The international system is currently operating under managed ambiguity: engagement without formal recognition. The U.N. Security Council extended the mandate of the United Nations Assistance Mission in Afghanistan until March 17, 2026, under Resolution 2777.   In theory, this posture can preserve leverage if it is paired with benchmarks, verification, and disciplined signaling.

But ambiguity can drift. Incremental steps — broader diplomatic contact, protocol improvements, technical cooperation absent political guardrails — can function like legitimacy even when governments deny recognition. As that gap widens between official statements and operational behavior, a market emerges for access. Those who can deliver meetings, interpret signals, and “manage” contact become gatekeepers. Over time, gatekeepers shape not only access but agenda.

Afghanistan has seen this movie before. Western policymakers should revisit the core lesson of 2021: the state did not collapse only because the Taliban advanced. It was structurally weakened long before the final months. SIGAR documented how governance failure, corruption, political fragmentation, and loss of legitimacy eroded the system well before August 2021, in its lessons-learned report.
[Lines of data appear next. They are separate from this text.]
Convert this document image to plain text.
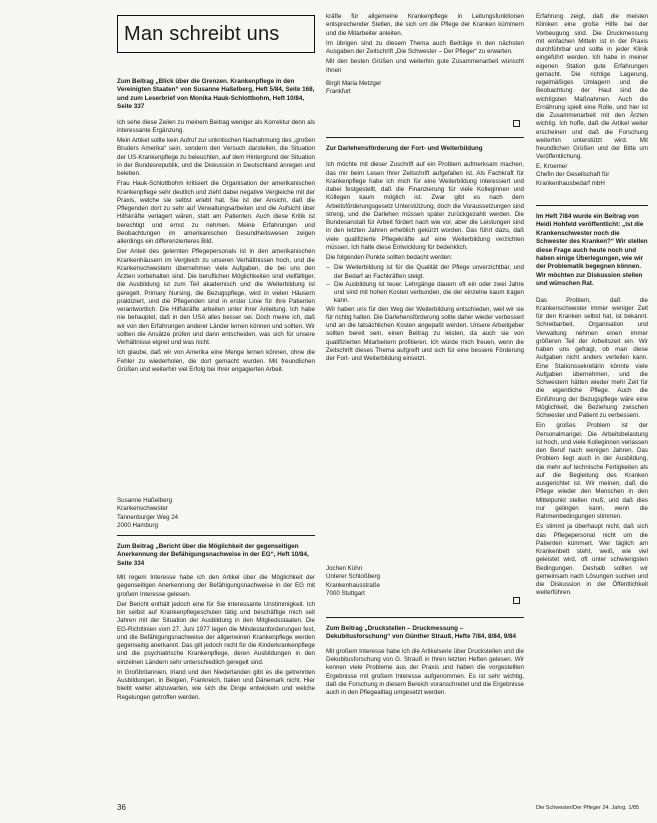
Man schreibt uns

Zum Beitrag „Blick über die Grenzen. Krankenpflege in den Vereinigten Staaten“ von Susanne Haßelberg, Heft 5/84, Seite 168, und zum Leserbrief von Monika Hauk-Schlottbohm, Heft 10/84, Seite 337

Ich sehe diese Zeilen zu meinem Beitrag weniger als Korrektur denn als interessante Ergänzung.

Mein Artikel sollte kein Aufruf zur unkritischen Nachahmung des „großen Bruders Amerika“ sein, sondern den Versuch darstellen, die Situation der US-Krankenpflege zu beleuchten, auf dem Hintergrund der Situation in der Bundesrepublik, und die Diskussion in Deutschland anregen und beleben.

Frau Hauk-Schlottbohm kritisiert die Organisation der amerikanischen Krankenpflege sehr deutlich und zieht dabei negative Vergleiche mit der Praxis, welche sie selbst erlebt hat. Sie ist der Ansicht, daß die Pflegenden dort zu sehr auf Verwaltungsarbeiten und die Aufsicht über Hilfskräfte verlagert wären, statt am Patienten. Auch diese Kritik ist berechtigt und ernst zu nehmen. Meine Erfahrungen und Beobachtungen im amerikanischen Gesundheitswesen zeigen allerdings ein differenzierteres Bild.

Der Anteil des gelernten Pflegepersonals ist in den amerikanischen Krankenhäusern im Vergleich zu unseren Verhältnissen hoch, und die Krankenschwestern übernehmen viele Aufgaben, die bei uns den Ärzten vorbehalten sind. Die beruflichen Möglichkeiten sind vielfältiger, die Ausbildung ist zum Teil akademisch und die Weiterbildung ist geregelt. Primary Nursing, die Bezugspflege, wird in vielen Häusern praktiziert, und die Pflegenden sind in erster Linie für ihre Patienten verantwortlich. Die Hilfskräfte arbeiten unter ihrer Anleitung. Ich habe nie behauptet, daß in den USA alles besser sei. Doch meine ich, daß wir von den Erfahrungen anderer Länder lernen können und sollten. Wir sollten die Ansätze prüfen und dann entscheiden, was sich für unsere Verhältnisse eignet und was nicht.

Ich glaube, daß wir von Amerika eine Menge lernen können, ohne die Fehler zu wiederholen, die dort gemacht wurden. Mit freundlichen Grüßen und weiterhin viel Erfolg bei Ihrer engagierten Arbeit.

Susanne Haßelberg

Krankenschwester

Tannenburger Weg 24

2000 Hamburg

Zum Beitrag „Bericht über die Möglichkeit der gegenseitigen Anerkennung der Befähigungsnachweise in der EG“, Heft 10/84, Seite 334

Mit regem Interesse habe ich den Artikel über die Möglichkeit der gegenseitigen Anerkennung der Befähigungsnachweise in der EG mit großem Interesse gelesen.

Der Bericht enthält jedoch eine für Sie interessante Unstimmigkeit. Ich bin selbst auf Krankenpflegeschulen tätig und beschäftige mich seit Jahren mit der Situation der Ausbildung in den Mitgliedsstaaten. Die EG-Richtlinien vom 27. Juni 1977 legen die Mindestanforderungen fest, und die Befähigungsnachweise der allgemeinen Krankenpflege werden gegenseitig anerkannt. Das gilt jedoch nicht für die Kinderkrankenpflege und die psychiatrische Krankenpflege, deren Ausbildungen in den einzelnen Ländern sehr unterschiedlich geregelt sind.

In Großbritannien, Irland und den Niederlanden gibt es die getrennten Ausbildungen, in Belgien, Frankreich, Italien und Dänemark nicht. Hier bleibt weiter abzuwarten, wie sich die Dinge entwickeln und welche Regelungen getroffen werden.

kräfte für allgemeine Krankenpflege in Leitungsfunktionen entsprechender Stellen, die sich um die Pflege der Kranken kümmern und die Mitarbeiter anleiten.

Im übrigen sind zu diesem Thema auch Beiträge in den nächsten Ausgaben der Zeitschrift „Die Schwester – Der Pfleger“ zu erwarten.

Mit den besten Grüßen und weiterhin gute Zusammenarbeit wünscht Ihnen

Birgit Maria Metzger

Frankfurt

Zur Darlehensförderung der Fort- und Weiterbildung

Ich möchte mit dieser Zuschrift auf ein Problem aufmerksam machen, das mir beim Lesen Ihrer Zeitschrift aufgefallen ist. Als Fachkraft für Krankenpflege habe ich mich für eine Weiterbildung interessiert und dabei festgestellt, daß die Finanzierung für viele Kolleginnen und Kollegen kaum möglich ist. Zwar gibt es nach dem Arbeitsförderungsgesetz Unterstützung, doch die Voraussetzungen sind streng, und die Darlehen müssen später zurückgezahlt werden. Die Bundesanstalt für Arbeit fördert nach wie vor, aber die Leistungen sind in den letzten Jahren erheblich gekürzt worden. Das führt dazu, daß viele qualifizierte Pflegekräfte auf eine Weiterbildung verzichten müssen. Ich halte diese Entwicklung für bedenklich.

Die folgenden Punkte sollten bedacht werden:

– Die Weiterbildung ist für die Qualität der Pflege unverzichtbar, und der Bedarf an Fachkräften steigt.
– Die Ausbildung ist teuer. Lehrgänge dauern oft ein oder zwei Jahre und sind mit hohen Kosten verbunden, die der einzelne kaum tragen kann.

Wir haben uns für den Weg der Weiterbildung entschieden, weil wir sie für richtig halten. Die Darlehensförderung sollte daher wieder verbessert und an die tatsächlichen Kosten angepaßt werden. Unsere Arbeitgeber sollten bereit sein, einen Beitrag zu leisten, da auch sie von qualifizierten Mitarbeitern profitieren. Ich würde mich freuen, wenn die Zeitschrift dieses Thema aufgreift und sich für eine bessere Förderung der Fort- und Weiterbildung einsetzt.

Jochen Kühn

Unterer Schloßberg

Krankenhausstraße

7000 Stuttgart

Zum Beitrag „Druckstellen – Druckmessung – Dekubitusforschung“ von Günther Strauß, Hefte 7/84, 8/84, 9/84

Mit großem Interesse habe ich die Artikelserie über Druckstellen und die Dekubitusforschung von G. Strauß in Ihren letzten Heften gelesen. Wir kennen viele Probleme aus der Praxis und haben die vorgestellten Ergebnisse mit großem Interesse aufgenommen. Es ist sehr wichtig, daß die Forschung in diesem Bereich voranschreitet und die Ergebnisse auch in den Pflegealltag umgesetzt werden.

Erfahrung zeigt, daß die meisten Kliniken eine große Hilfe bei der Vorbeugung sind. Die Druckmessung mit einfachen Mitteln ist in der Praxis durchführbar und sollte in jeder Klinik eingeführt werden. Ich habe in meiner eigenen Station gute Erfahrungen gemacht. Die richtige Lagerung, regelmäßiges Umlagern und die Beobachtung der Haut sind die wichtigsten Maßnahmen. Auch die Ernährung spielt eine Rolle, und hier ist die Zusammenarbeit mit den Ärzten wichtig. Ich hoffe, daß die Artikel weiter erscheinen und daß die Forschung weiterhin unterstützt wird. Mit freundlichen Grüßen und der Bitte um Veröffentlichung.

E. Kroemer

Chefin der Gesellschaft für

Krankenhausbedarf mbH

Im Heft 7/84 wurde ein Beitrag von Heidi Hohfeld veröffentlicht: „Ist die Krankenschwester noch die Schwester des Kranken?“ Wir stellen diese Frage auch heute noch und haben einige Überlegungen, wie wir der Problematik begegnen können. Wir möchten zur Diskussion stellen und wünschen Rat.

Das Problem, daß die Krankenschwester immer weniger Zeit für den Kranken selbst hat, ist bekannt. Schreibarbeit, Organisation und Verwaltung nehmen einen immer größeren Teil der Arbeitszeit ein. Wir haben uns gefragt, ob man diese Aufgaben nicht anders verteilen kann. Eine Stationssekretärin könnte viele Aufgaben übernehmen, und die Schwestern hätten wieder mehr Zeit für die eigentliche Pflege. Auch die Einführung der Bezugspflege wäre eine Möglichkeit, die Beziehung zwischen Schwester und Patient zu verbessern.

Ein großes Problem ist der Personalmangel. Die Arbeitsbelastung ist hoch, und viele Kolleginnen verlassen den Beruf nach wenigen Jahren. Das Problem liegt auch in der Ausbildung, die mehr auf technische Fertigkeiten als auf die Begleitung des Kranken ausgerichtet ist. Wir meinen, daß die Pflege wieder den Menschen in den Mittelpunkt stellen muß, und daß dies nur gelingen kann, wenn die Rahmenbedingungen stimmen.

Es stimmt ja überhaupt nicht, daß sich das Pflegepersonal nicht um die Patienten kümmert. Wer täglich am Krankenbett steht, weiß, wie viel geleistet wird, oft unter schwierigsten Bedingungen. Deshalb sollten wir gemeinsam nach Lösungen suchen und die Diskussion in der Öffentlichkeit weiterführen.

36	Die Schwester/Der Pfleger 24. Jahrg. 1/85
The deeper vulnerability was institutional: decision bottlenecks, politicized appointments, and exception systems that concentrated power through gatekept channels.

Normalization capture risks recreating that brittleness in a new form: not by restoring the Republic, but by rebuilding the same gatekeeping logic through engagement brokerage.

Unofficial engagement makes the problem worse because images travel farther than disclaimers. In late December 2025, former U.S. envoy Zalmay Khalilzad met Taliban foreign minister Amir Khan Muttaqi in Kabul, and Taliban messaging portrayed engagement with Washington as entering a “new phase,” in Taliban media coverage. The U.S. State Department then said Khalilzad does not represent the United States and was acting personally, in a State Department clarification. Disclaimers travel slowly; the image travels instantly.

Normalization is not only diplomatic. It can be operational and economic. Where de facto authorities control access and permissions, aid delivery can be pulled into coercive governance. Reuters reported watchdog findings alleging Taliban diversion and manipulation of aid — allegations the Taliban denied — highlighting structural risks tied to aid diversion findings. Reuters also reported the U.N. refugee agency closed eight assistance centers after Taliban authorities barred female staff, forcing eight centers to close. The point is not to abandon humanitarian support; it is to treat verification and interference as policy variables, not administrative details.

The alternative to maximalism is discipline. First, discipline the symbols: protocol upgrades that function like recognition in practice should be withheld unless tied to measurable, independently verifiable change. Second, apply verification parity: do not confine verification discipline to counterterrorism while treating internal governance and rights as optional. Third, treat shadow diplomacy as a policy risk: if informal contacts occur, deny free legitimacy through coordinated messaging, disciplined optics, and clarity about purpose. Fourth, do not outsource Afghanistan policy to brokers: diversify access, and apply minimum governance standards to any intermediaries who claim to represent a path forward.

Afghanistan’s crisis is not only about who holds Kabul. It is about whether external actors accept a familiar architecture: concentrated decisions, gatekept access, and legitimacy manufactured through security framing. If that discipline fails, Afghanistan’s next chapter will not simply be Taliban consolidation. It will be a replay of power monopolization — enforced by coercion on the inside and enabled by normalization capture on the outside.

Author bio

Ahmad S. Bakhshi served as an economic development adviser in Afghanistan’s presidential offices and later as a governance and development officer with the United Nations Assistance Mission in Afghanistan. He is an Australia-based independent analyst and writer focusing on governance reform, political economy, and social cohesion. The views expressed are his own.